VHA’s Rural Centers Serves as Hubs

VHA’s Veterans Rural Health Resource Centers https://www.ruralhealth.va/aboutus/vhrc.asp operate as the Office of Rural Health’s (ORH) field-based satellite offices, serving as hubs for rural healthcare research, innovation, and dissemination.

The Summer 2021 edition of the VA’s publication, Rural Connection, spotlighted the ORH VRHRC located in Iowa City established in 2008. The Iowa City VRHRC maintains a diverse portfolio of more than 30 projects focused on understanding rural disparities, delivering innovative solutions, serving rural Veterans, and improving the rural workforce.

Additional focus is on:

  • Developing interventions and care coordination services to meet the needs of women Veterans
  • Improving access to high quality care for older Veterans suffering from complex illnesses’
  • Identifying, referral and coordination of care for Veterans seeking care in non-VA community settings
  • Using telehealth to bring hospitalists and specialty care to underserved rural settings

 

As with all ORH’s VRHRC’s, the Iowa City VRHRC is charged with implementing Rural Promising Practices (RPP) which are innovative projects that have consistently demonstrated a positive impact on rural Veterans’ access to healthcare.
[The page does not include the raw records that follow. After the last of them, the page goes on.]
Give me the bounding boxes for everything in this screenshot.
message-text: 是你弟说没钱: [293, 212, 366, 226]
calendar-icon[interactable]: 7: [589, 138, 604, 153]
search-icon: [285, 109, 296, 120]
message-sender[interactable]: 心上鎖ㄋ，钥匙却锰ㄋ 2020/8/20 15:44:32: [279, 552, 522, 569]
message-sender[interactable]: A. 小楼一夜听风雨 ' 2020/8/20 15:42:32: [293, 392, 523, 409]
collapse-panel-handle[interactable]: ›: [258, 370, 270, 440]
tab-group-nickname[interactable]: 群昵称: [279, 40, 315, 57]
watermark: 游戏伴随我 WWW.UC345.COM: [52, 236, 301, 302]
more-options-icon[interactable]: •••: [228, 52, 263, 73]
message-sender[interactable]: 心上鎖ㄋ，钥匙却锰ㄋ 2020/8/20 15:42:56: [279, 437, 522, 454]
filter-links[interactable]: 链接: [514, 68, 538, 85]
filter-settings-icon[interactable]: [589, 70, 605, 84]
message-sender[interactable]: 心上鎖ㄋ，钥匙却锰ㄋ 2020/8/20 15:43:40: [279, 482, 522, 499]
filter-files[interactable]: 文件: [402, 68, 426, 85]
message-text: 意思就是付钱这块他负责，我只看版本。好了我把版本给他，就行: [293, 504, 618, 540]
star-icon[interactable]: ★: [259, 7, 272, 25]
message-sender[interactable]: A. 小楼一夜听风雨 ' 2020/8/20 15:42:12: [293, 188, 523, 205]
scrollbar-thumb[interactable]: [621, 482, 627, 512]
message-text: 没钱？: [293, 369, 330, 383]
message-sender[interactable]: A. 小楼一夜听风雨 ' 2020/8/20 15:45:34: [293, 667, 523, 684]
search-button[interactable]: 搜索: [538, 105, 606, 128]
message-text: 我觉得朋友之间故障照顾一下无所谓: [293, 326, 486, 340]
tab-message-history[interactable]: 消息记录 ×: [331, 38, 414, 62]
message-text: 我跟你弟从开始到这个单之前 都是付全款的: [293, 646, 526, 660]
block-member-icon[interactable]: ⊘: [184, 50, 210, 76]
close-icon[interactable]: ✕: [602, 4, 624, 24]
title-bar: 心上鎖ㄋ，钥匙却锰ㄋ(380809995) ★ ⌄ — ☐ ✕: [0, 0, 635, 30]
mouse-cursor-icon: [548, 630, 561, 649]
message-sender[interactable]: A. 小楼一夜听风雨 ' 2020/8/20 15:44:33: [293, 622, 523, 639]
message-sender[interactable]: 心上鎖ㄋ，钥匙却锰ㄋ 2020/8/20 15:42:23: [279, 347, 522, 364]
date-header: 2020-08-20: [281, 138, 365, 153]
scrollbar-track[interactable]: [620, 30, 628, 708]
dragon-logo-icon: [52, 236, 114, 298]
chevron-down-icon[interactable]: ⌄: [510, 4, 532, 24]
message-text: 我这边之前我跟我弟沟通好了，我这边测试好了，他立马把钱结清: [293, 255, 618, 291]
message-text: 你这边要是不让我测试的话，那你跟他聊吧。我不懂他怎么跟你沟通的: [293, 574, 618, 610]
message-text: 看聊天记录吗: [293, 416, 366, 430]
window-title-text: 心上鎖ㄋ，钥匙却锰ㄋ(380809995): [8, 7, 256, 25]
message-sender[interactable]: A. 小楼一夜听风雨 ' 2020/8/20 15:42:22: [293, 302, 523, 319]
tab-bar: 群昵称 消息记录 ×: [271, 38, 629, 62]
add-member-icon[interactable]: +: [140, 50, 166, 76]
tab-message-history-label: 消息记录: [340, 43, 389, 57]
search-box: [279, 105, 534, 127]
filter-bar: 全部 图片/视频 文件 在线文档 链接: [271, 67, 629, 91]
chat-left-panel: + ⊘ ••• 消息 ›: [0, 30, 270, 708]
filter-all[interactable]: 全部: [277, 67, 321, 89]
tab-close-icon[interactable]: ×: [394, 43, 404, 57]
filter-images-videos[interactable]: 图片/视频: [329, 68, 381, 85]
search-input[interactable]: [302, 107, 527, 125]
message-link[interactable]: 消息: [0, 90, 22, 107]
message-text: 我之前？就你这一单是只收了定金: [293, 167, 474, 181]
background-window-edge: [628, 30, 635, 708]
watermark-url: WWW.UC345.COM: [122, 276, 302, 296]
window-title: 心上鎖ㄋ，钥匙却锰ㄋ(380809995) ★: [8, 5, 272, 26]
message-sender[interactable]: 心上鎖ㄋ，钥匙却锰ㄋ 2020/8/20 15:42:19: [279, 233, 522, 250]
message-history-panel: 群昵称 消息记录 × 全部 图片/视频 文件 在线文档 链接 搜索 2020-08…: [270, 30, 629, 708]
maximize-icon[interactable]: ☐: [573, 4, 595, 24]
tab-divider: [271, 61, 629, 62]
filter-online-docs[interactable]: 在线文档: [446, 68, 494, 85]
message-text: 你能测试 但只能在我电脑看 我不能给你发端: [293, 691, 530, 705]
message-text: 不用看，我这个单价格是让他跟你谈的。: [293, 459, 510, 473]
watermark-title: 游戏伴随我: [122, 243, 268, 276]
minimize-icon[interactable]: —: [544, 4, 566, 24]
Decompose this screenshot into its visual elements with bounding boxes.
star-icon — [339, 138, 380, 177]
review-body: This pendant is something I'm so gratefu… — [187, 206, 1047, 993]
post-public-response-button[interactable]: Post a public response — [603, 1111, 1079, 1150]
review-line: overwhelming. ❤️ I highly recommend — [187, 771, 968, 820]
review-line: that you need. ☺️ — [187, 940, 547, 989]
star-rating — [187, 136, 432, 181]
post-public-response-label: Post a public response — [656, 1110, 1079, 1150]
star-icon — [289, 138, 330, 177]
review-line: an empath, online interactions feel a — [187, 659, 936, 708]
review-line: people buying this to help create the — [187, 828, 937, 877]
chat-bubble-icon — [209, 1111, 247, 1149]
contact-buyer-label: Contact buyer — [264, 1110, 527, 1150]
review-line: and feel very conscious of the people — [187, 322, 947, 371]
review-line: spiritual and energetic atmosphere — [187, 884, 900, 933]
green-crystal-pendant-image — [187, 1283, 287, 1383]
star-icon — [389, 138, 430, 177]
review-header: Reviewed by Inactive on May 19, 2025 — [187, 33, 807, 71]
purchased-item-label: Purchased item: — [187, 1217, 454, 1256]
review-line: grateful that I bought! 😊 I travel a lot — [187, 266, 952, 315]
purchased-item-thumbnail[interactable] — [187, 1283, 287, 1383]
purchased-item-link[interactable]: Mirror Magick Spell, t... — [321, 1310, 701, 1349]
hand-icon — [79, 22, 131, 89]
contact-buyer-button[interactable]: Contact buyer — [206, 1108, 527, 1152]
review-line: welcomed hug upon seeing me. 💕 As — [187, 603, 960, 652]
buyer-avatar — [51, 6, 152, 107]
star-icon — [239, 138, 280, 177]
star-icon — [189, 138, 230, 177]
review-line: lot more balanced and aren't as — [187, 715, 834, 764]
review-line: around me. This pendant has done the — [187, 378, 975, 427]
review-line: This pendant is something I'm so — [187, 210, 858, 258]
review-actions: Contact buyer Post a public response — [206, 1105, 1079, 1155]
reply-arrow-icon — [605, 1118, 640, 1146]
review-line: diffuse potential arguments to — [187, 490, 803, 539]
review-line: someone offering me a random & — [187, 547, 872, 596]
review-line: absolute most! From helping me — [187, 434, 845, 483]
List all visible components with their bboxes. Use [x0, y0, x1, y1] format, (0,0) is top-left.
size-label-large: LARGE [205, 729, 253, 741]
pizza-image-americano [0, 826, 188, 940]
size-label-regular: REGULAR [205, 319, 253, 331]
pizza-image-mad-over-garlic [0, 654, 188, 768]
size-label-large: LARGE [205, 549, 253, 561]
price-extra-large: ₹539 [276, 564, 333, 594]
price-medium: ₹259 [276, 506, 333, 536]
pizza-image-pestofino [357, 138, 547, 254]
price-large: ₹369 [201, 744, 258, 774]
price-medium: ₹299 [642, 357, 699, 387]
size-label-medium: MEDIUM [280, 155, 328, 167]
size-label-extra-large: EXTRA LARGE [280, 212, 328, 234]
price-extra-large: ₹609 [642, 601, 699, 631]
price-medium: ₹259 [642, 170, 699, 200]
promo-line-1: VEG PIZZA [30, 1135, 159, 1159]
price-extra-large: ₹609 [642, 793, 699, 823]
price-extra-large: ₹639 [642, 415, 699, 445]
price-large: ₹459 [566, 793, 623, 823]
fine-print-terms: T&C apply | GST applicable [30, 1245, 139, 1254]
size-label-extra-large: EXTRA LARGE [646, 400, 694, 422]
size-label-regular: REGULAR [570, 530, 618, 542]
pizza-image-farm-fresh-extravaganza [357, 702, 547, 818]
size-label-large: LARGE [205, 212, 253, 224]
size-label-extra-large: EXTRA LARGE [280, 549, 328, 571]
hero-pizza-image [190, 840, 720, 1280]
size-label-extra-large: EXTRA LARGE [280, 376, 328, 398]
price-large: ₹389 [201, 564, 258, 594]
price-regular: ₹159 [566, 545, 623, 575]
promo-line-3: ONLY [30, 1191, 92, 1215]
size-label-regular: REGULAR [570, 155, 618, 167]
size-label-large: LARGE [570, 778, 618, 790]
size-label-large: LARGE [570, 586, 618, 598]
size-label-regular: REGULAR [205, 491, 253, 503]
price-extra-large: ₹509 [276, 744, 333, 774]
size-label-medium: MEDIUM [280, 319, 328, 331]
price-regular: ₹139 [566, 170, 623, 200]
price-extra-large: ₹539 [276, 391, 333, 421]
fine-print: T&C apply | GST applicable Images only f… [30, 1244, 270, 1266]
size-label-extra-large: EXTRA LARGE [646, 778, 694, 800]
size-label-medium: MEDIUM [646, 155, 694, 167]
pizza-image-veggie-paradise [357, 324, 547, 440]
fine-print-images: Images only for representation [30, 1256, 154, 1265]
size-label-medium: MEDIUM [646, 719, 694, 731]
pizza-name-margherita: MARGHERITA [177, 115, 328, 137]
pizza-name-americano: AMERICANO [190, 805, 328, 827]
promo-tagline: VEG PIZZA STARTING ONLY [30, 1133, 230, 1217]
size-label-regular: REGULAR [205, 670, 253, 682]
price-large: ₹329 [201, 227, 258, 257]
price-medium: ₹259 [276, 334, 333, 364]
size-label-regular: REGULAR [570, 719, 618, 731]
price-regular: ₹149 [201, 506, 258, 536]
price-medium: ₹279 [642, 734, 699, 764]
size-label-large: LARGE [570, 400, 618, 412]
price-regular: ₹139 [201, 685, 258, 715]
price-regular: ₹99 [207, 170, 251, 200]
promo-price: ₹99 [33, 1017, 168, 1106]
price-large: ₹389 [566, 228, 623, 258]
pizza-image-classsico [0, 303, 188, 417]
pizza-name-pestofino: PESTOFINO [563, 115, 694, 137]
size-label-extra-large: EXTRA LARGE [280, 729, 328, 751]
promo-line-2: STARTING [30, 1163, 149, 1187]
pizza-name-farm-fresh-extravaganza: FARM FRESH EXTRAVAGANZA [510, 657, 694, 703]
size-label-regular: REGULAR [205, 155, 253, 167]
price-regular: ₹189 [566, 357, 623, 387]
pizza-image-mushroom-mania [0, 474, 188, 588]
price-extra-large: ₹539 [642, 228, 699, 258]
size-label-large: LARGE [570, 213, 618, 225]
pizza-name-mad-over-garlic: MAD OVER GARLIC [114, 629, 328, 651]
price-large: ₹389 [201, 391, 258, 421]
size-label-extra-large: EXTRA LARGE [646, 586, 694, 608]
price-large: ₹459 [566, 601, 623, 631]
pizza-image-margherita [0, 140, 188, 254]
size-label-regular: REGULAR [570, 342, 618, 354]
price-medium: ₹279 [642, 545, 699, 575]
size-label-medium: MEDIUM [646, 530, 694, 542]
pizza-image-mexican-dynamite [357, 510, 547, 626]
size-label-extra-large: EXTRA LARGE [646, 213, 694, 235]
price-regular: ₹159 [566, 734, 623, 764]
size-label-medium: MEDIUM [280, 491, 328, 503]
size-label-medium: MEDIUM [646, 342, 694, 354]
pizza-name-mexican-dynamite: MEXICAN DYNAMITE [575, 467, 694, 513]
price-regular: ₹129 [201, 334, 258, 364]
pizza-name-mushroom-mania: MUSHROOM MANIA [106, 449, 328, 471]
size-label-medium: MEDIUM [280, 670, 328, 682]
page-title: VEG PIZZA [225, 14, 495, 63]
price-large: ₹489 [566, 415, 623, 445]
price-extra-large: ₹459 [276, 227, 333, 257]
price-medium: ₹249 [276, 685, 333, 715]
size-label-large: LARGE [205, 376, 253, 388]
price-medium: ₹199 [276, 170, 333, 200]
The RPP programs includes:

  • Remote Home-Based Delivery of Cardiac Rehabilitation
  • Home-Based Pulmonary Rehabilitation
  • Telehealth Collaborative Care for rural Veterans with HIV Infection
  • Advanced Comprehensive Diabetes Care

 

The Iowa City VRHRC is led by Clinical Director Carolyn Turvey PhD and Operations Director Samantha Solimeo PhD with project personnel located in Iowa City. For more information about the Iowa City VRHRC and their RPP programs, go to https://VRHRCIowaCity.va.gov.

Another VRHRC, the White River Junction https://whiteriver.va.gov, in Vermont, is piloting and evaluating several mental health programs for rural veterans. White River’s project, Rural Veterans with Depression and Parkinson’s Disease: A Telehealth Psychotherapy Solution is in early development.

Depression is a common comorbidity in Parkinson’s that is most often undiagnosed or sub-optimally treated. The project is operating out of a VA telehealth hub based in New Jersey. The project leverages the reach of the Parkinson’s Disease Research Education and Clinical Centers to deliver Parkinson’s informed depression care, including specialized consultations and evidence-based psychotherapy.